Peran-peran besar ini, saya harap terus dijaga oleh para aktivis di dua organisasi tersebut. Mereka harus selalu di depan, untuk menjaga kekuatan yang mengontrol agar bangsa dan negara tetap berjalan di atas rel yang benar. NU-Muhammadiyah harus terus berposisi sebagai 2 sayap yang sama kuat. Tentu kita tidak menafikan, perbedaan-perbedaan yang pernah ada. Tapi pahami, bahwa itu adalah dinamika sosial yang wajar bila terjadi. Di internal NU-Muhammadiyah saja juga terjadi perbedaan itu.
Dalam konteks berdirinya NKRI, tanpa mengesampingkan kekuatan lainnya, saya menganggap NU-Muhammadiyah memiliki andil yang sangat besar. Keduanya adalah orang tua yang melahirkan NKRI. Saya berharap, semua anak bangsa tidak lupa dengan fakta sejarah itu.

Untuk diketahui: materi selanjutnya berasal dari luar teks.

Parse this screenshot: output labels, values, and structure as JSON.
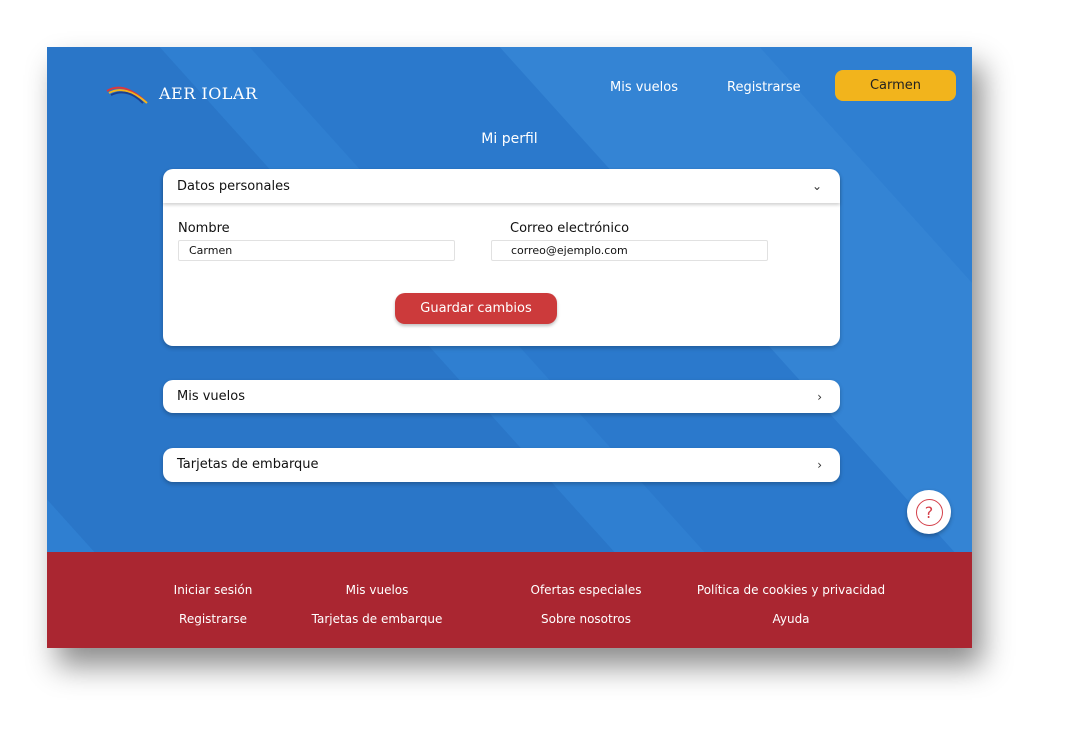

Apalagi yang saat ini mendapat amanah sebagai penyelenggara negara. Jangan sampai kebijakan-kebijakan yang diambil menafikan keberadaan NU-Muhammadiyah. Kalau sampai nekat mengabaikan, menimjam istilah Jawa, mereka bisa kuwalat!
Saat ini, persoalan bangsa begitu kompleks. Kita menyaksikan, sejak era reformasi bergulir di negeri ini, lahir sekelompok anak bangsa yang kehilangan jati diri. Mereka tidak menghargai sejarah bangsanya.

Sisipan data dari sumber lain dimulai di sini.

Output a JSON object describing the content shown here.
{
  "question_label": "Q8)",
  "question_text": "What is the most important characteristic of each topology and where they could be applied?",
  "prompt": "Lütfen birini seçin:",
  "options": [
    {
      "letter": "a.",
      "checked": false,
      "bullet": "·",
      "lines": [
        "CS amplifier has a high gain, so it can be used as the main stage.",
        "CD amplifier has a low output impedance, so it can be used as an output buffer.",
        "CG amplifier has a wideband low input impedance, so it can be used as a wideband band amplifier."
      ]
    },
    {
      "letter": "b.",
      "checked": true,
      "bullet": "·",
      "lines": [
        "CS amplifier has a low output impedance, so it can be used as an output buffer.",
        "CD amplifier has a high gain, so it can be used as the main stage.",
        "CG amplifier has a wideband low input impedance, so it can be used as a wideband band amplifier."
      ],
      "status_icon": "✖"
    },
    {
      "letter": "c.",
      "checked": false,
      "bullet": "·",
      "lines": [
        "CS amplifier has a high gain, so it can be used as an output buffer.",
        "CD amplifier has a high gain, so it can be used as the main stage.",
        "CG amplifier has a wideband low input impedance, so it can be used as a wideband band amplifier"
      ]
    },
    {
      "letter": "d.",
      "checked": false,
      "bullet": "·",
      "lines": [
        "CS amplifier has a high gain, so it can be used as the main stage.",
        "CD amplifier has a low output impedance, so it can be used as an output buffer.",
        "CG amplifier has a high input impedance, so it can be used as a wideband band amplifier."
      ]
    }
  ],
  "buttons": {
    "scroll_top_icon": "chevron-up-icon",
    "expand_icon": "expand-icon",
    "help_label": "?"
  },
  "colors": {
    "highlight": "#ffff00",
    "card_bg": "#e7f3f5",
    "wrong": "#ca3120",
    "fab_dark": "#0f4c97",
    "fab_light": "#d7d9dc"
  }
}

Sebaliknya, mereka terlalu silau dan mengagung-agungkan bangsa lain. Mereka yang kagum dengan negara lain atas capaian ekonomi, maka menjelma menjadi para pelaku ekonomi yang kapitalis. Mereka lupa, bahwa bangsa ini dibangun di atas pondasi gotong royong.
Kelompok ini, menjadikan NKRI sebagai basis menggeruk pundi-pundi kekayaan. Mereka tidak peduli bahwa akibat dari kegiatan ekonominya itu telah menyengsarakan jutaan sauadaranya sebangsa. Mereka dengan buasnya menggeruk kekayaan alam Indonesia tanpa memperhatikan kelestariannya.

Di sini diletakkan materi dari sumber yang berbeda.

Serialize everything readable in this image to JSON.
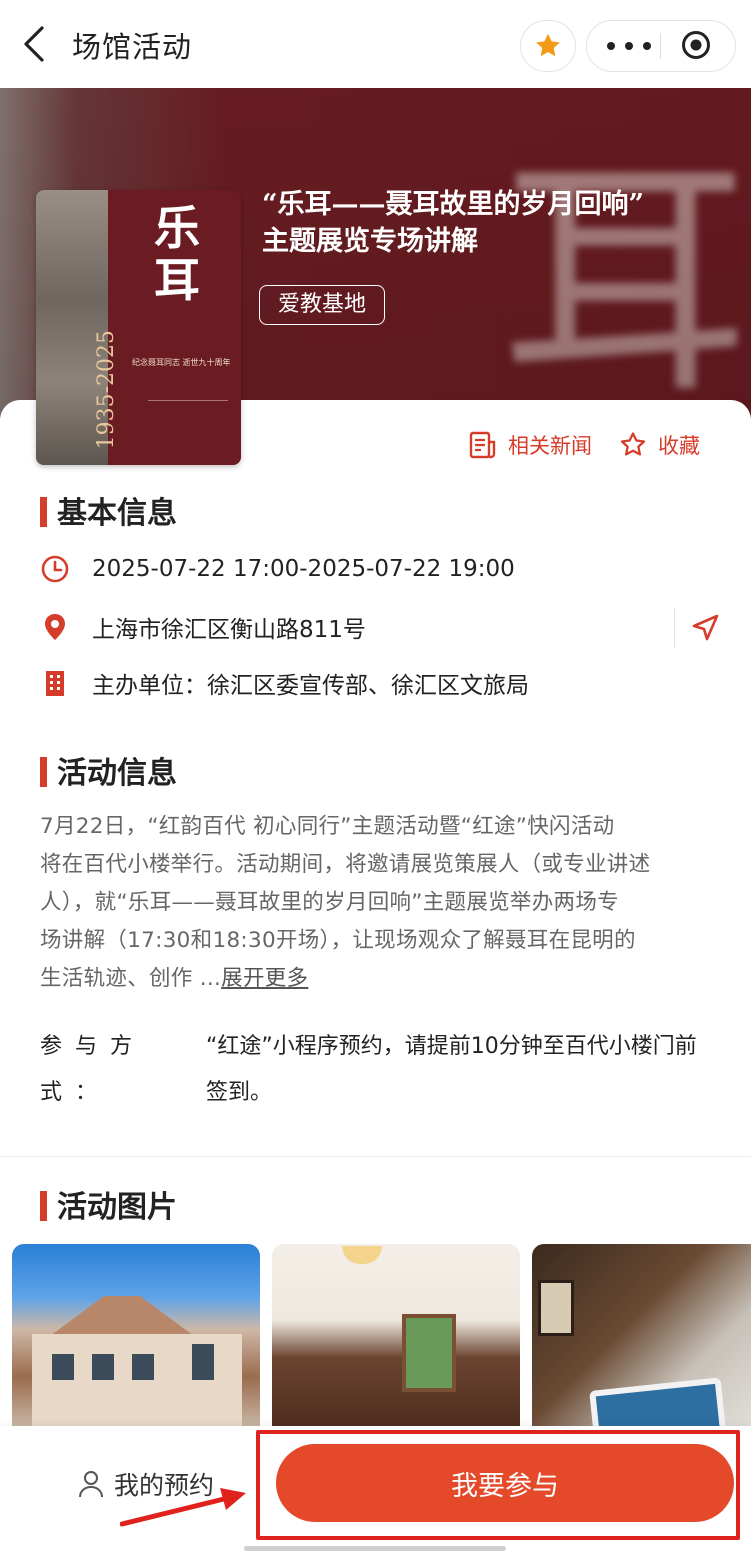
{
  "nav": {
    "title": "场馆活动"
  },
  "event": {
    "title_line1": "“乐耳——聂耳故里的岁月回响”",
    "title_line2": "主题展览专场讲解",
    "tag": "爱教基地"
  },
  "poster": {
    "big_text": "乐耳",
    "years": "1935-2025",
    "subtitle": "纪念聂耳同志 逝世九十周年"
  },
  "actions": {
    "news": "相关新闻",
    "favorite": "收藏"
  },
  "basic": {
    "title": "基本信息",
    "time": "2025-07-22 17:00-2025-07-22 19:00",
    "address": "上海市徐汇区衡山路811号",
    "host": "主办单位：徐汇区委宣传部、徐汇区文旅局"
  },
  "activity": {
    "title": "活动信息",
    "lines": [
      "7月22日，“红韵百代 初心同行”主题活动暨“红途”快闪活动",
      "将在百代小楼举行。活动期间，将邀请展览策展人（或专业讲述",
      "人），就“乐耳——聂耳故里的岁月回响”主题展览举办两场专",
      "场讲解（17:30和18:30开场），让现场观众了解聂耳在昆明的",
      "生活轨迹、创作 ..."
    ],
    "more": "展开更多",
    "join_label": "参与方式：",
    "join_text": "“红途”小程序预约，请提前10分钟至百代小楼门前签到。"
  },
  "photos": {
    "title": "活动图片"
  },
  "bottom": {
    "my_booking": "我的预约",
    "join": "我要参与"
  },
  "colors": {
    "accent": "#d63c2a",
    "button": "#e4492a",
    "banner": "#6b1c21",
    "highlight": "#e0221c"
  }
}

Dalam bidang agama, mereka yang terlalu kagum kehidupan keagamaan di negara lain, juga dengan membabi buta memboyong ide-ide yang dianggap lebih Islami untuk diterapkan di Indonesia. Mereka mulai menggugat konsep NKRI yang dulu sudah sedemikian matang didiskusikan oleh para pendiri bangsa. Mereka merasa lebih alim dari para pendiri bangsa itu.
Konsep khilafah dengan percaya diri mereka usung kembali. Mereka menganggap ide itu lebih baik dari konsep NKRI yang ada saat ini. Mereka entah sengaja atau karena tidak tahu, menafikan fakta bahwa kekhalifahan yang pernah ada dalam peradaban Islam, tidak seideal yang mereka paparkan. Percikan darah sesama muslim, banyak menyertai sejarah khilafah tersebut. Yang ironis, mereka yang giat menewarkan konsep itu, banyak yang masuk katagori “Islam anyaran”. Dalam arti, baru mengenal Islam baru-baru ini. Atau bahkan benar-benar baru menjadi Islam; mualaf.
Di saat mereka silau melihat kehebatan konsep lain, mereka seakan tidak mau tahu prestasi yang ada di negeri sendiri. Mereka lupa, NKRI telah berhasil menyatukan bangsa ini yang memiliki wilayah geografis yang sangat luas. Perbedaan agama, bahasa, ras, suku, warna kulit dan budaya telah terwadai dengan baik. Bangsa Indonesai bisa hidup rukun dengan sejarah gemilang, karena tetesan darah relatif minim menghiasi perjalanan bangsa ini. Bhinneka Tunggal Ika yang menjadi semboyan kita, telah menjelma menjadi media perekat yang begitu kuat.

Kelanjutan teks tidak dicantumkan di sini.